En parlant de Stephen Curry justement, il est celui qui a révolutionné la NBA avec ses Warriors. Tout en étant celui qui incarne le mieux l’évolution opérée par la Grande Ligue depuis plusieurs années. Le futur (s’il ne l’est pas déjà) meilleur shooteur all-time possède de nombreux records en ce qui concerne le tir extérieur. A seulement 30 ans, il est déjà le troisième artilleur le plus prolifique de l’histoire. Il a également inscrit le plus de tirs à trois-points sur une saison (402, en 2015-16), tout en possédant quatre des cinq meilleures marques all-time en ce qui concerne le nombre de réussites primées inscrites sur un exercice.
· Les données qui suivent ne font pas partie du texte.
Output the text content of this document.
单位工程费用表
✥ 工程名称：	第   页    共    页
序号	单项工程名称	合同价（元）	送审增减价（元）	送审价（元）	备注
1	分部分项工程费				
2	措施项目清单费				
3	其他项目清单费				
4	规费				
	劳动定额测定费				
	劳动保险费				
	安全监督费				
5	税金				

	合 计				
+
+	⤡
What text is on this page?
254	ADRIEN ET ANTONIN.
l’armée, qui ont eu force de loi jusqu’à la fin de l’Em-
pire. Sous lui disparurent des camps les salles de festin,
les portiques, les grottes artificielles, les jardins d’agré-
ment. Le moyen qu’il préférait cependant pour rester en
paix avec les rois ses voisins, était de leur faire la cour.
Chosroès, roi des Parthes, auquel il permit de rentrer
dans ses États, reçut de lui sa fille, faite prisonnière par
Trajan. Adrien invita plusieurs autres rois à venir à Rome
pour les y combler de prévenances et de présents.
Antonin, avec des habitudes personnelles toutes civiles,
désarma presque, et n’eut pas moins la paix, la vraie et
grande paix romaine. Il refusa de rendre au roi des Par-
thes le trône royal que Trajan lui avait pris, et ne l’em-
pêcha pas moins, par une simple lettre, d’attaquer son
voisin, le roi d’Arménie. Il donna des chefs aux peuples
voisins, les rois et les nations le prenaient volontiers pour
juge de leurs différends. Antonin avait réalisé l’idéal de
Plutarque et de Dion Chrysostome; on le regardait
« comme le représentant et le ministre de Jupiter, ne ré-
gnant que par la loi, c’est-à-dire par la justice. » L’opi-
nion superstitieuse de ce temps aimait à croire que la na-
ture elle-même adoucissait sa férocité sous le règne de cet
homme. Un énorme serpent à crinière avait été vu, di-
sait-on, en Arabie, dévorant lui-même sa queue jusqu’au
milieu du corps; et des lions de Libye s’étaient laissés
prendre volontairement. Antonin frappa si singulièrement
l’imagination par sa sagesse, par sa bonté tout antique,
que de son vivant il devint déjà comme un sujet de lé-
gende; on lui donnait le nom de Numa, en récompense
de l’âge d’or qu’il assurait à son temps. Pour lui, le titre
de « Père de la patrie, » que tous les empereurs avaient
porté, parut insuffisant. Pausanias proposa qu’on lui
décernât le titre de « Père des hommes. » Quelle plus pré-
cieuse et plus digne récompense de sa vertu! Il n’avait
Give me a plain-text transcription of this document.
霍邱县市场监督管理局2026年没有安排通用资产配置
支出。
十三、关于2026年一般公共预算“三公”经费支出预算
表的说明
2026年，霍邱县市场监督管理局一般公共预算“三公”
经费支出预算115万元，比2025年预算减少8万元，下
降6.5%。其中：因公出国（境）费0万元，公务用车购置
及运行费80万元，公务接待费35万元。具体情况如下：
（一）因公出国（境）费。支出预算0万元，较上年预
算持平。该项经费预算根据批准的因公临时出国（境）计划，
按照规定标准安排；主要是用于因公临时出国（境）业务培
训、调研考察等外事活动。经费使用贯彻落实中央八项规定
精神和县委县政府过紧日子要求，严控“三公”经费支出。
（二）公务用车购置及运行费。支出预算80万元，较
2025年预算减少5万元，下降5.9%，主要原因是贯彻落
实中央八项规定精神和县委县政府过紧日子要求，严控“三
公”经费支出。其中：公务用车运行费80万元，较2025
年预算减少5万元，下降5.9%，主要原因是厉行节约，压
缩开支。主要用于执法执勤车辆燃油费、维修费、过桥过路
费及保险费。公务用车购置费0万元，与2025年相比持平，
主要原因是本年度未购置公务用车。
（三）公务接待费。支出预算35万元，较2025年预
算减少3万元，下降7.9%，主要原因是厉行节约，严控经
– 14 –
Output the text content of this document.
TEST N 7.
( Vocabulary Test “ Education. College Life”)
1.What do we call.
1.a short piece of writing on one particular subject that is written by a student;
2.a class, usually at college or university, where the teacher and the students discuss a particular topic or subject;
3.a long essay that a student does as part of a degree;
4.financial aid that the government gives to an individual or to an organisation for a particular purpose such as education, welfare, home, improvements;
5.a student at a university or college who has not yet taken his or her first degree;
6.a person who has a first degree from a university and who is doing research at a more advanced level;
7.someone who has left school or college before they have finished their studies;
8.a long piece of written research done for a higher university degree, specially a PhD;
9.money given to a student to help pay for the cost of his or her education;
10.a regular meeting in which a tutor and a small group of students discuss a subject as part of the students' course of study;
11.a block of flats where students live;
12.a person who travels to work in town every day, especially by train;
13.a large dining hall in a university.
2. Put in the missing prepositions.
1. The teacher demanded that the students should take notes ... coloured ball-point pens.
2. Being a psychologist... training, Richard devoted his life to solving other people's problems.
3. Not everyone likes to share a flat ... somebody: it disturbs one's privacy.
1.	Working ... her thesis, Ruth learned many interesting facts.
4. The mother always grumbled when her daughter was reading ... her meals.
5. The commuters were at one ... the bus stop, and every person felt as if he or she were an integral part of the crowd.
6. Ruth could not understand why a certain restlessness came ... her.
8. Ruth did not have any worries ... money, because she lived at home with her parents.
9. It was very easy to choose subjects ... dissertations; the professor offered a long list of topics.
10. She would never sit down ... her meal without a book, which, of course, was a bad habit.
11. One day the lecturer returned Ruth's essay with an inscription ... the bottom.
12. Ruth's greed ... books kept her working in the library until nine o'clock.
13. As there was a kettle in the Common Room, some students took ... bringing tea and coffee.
Le double MVP a entraîné, dans son sillage, tous les autres joueurs de la Ligue, les poussant à s’adapter et à orienter davantage leur jeu vers le shoot extérieur. Ce n’est pas pour rien si, cette saison, sept joueurs inscrivent 3 tirs à trois-points ou plus par match et si douze joueurs en tentent 7 ou plus. En 2008-09, il n’y en avait aucun pour les deux statistiques sélectionnées… En outre, James Harden est celui qui plante le plus de tirs primés cette saison, avec 199 réussites derrière l’arc. Soit autant, à mi-saison, que Ray Allen, le deuxième plus prolifique de l’exercice 2008-09, qui avait eu besoin de toute une campagne pour réaliser pareille performance. Il est également utile de préciser que la saison 2018-19 est sur des bases similaires à 2008-09 en ce qui concerne le nombre de tirs à deux-points et de tirs globaux inscrits. Preuve que ce qui a changé en dix ans concerne avant tout le shoot à trois-points. Cette saison, et comme vu sur le tableau plus haut, les équipes tentent en moyenne 31,3 tirs longue-distance, pour 11,1 réussites par match. Ce qui constitue deux records dans l’histoire NBA. Il y a deux ans, ces deux moyennes s’élevaient respectivement à 18,1 et 6,6. Une autre époque.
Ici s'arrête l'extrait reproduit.